RALEIGH, N.C. — C.J. Williams is rapidly evolving from role player to key scorer for North Carolina State.
Williams finished with 25 points in the Wolfpack's 88-72 loss to No. 1 Syracuse on Saturday night, marking the second straight game in which the 6-foot-5 senior has set a career high in scoring. In fact, going back to a loss at Stanford, Williams has scored at least 18 points in three straight games.
Against the Orange's zone defense, Williams kept thriving by flashing to the high post underneath the guards in the Syracuse zone for mid-range shots. He also hit three 3-pointers.
The output is coming from a player who never averaged even five points in any of his first three seasons. Under first-year coach Mark Gottfried, Williams is averaging 13.3 points and shooting nearly 55 percent from the field.
"I've always felt I'm a good mid-range shooter," Williams said. "I just tried to find the gaps and get to the spots where I know I'm confident and shooting the ball. I was able to hit a couple of 3s early and then that kind of stretched out their defense a little bit, so I was able to find the gap in the middle.
"I just felt like I was in a rhythm. My teammates were finding me in the open spots, so I was able to knock down open shots."
For Syracuse, Dion Waiters scored a career-high 22 points while Kris Joseph added 21.
Scoop Jardine added 16 points for the Orange (11-0), including a pair of 3-pointers during an 11-2 spurt that finally gave them some cushion after the Wolfpack fought back from a 17-point deficit late in the first half. Waiters also came up big during that run, starting it by knocking down his own 3-pointer to answer one by Scott Wood that brought N.C. State (6-4) within 63-61.
Waiters also jumped a pass and raced in for a dunk, then Jardine closed the spurt with another 3 to push the lead to 74-63 with 6:41 left.
It was a good road test for Syracuse, which was playing for the first time as No. 1 this season — as well as its first game outside its home state.

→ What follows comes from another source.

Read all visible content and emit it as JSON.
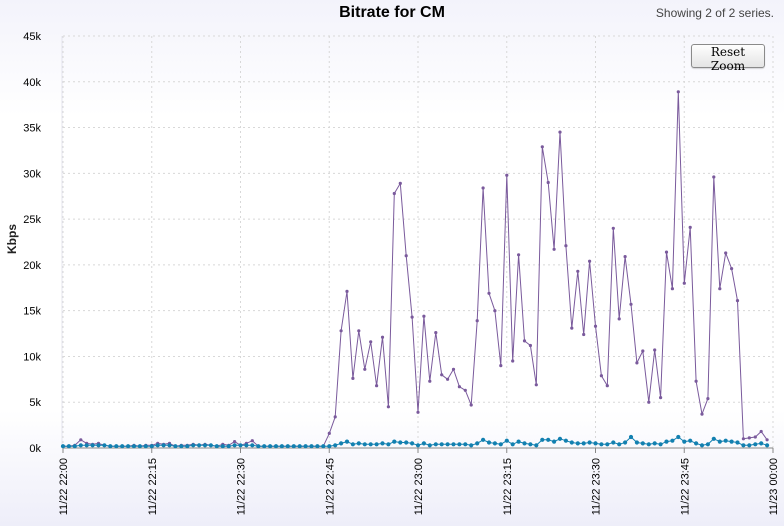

"Not to say that we're arrogant, but we're No. 1 in the country for a reason," Joseph said. "Going into someone else's home, it's always going to be tough. Like I said, we held our composure — that's what I took out of this game."
The Orange trailed by eight early before Waiters scored 10 points during a game-turning 23-0 run that silenced a rowdy sellout crowd and helped Syracuse take a 47-33 halftime lead. But the Wolfpack charged out of halftime with a 13-1 run to get back in it and even twice tied the game to re-energize the home crowd — only to see Waiters and Jardine knock down huge shots to take back control.
N.C. State has frequently had nearby rivals Duke and North Carolina come into Raleigh with a No. 1 ranking. But this was the first time a nonconference No. 1 had come here since February 1979 and just the second time in program history, creating a far more lively environment than usual for a Christmas-time matchup.
"We knew they were going to come out throwing punches and we had to be ready to throw punches back," Waiters said. "With the No. 1 team coming inside here, we knew it was going to be a hostile environment but we had to stick together as a unit, play together and do everything we usually do in practice."
Syracuse shot 57 percent and hit 11 of 25 3-point tries. N.C. State was even better at 58 percent and made 7 of 14 3s, but the Wolfpack committed 19 turnovers that led to 25 points for Syracuse. In addition, Waiters' huge scoring day helped the Orange reserves outscore the Wolfpack reserves 46-4 for the game.
N.C. State fell to 5-26 against No. 1 teams, with its last win coming in 2004 against Duke.
"Once you lose a game, you sit up here and say, 'They've got a great team, yada, yada, yada,'" Gottfried said. "I've been around a lot of good teams, guy, and that team right there might be playing on Monday night in April. We did a lot of good things tonight. We just didn't do enough of them."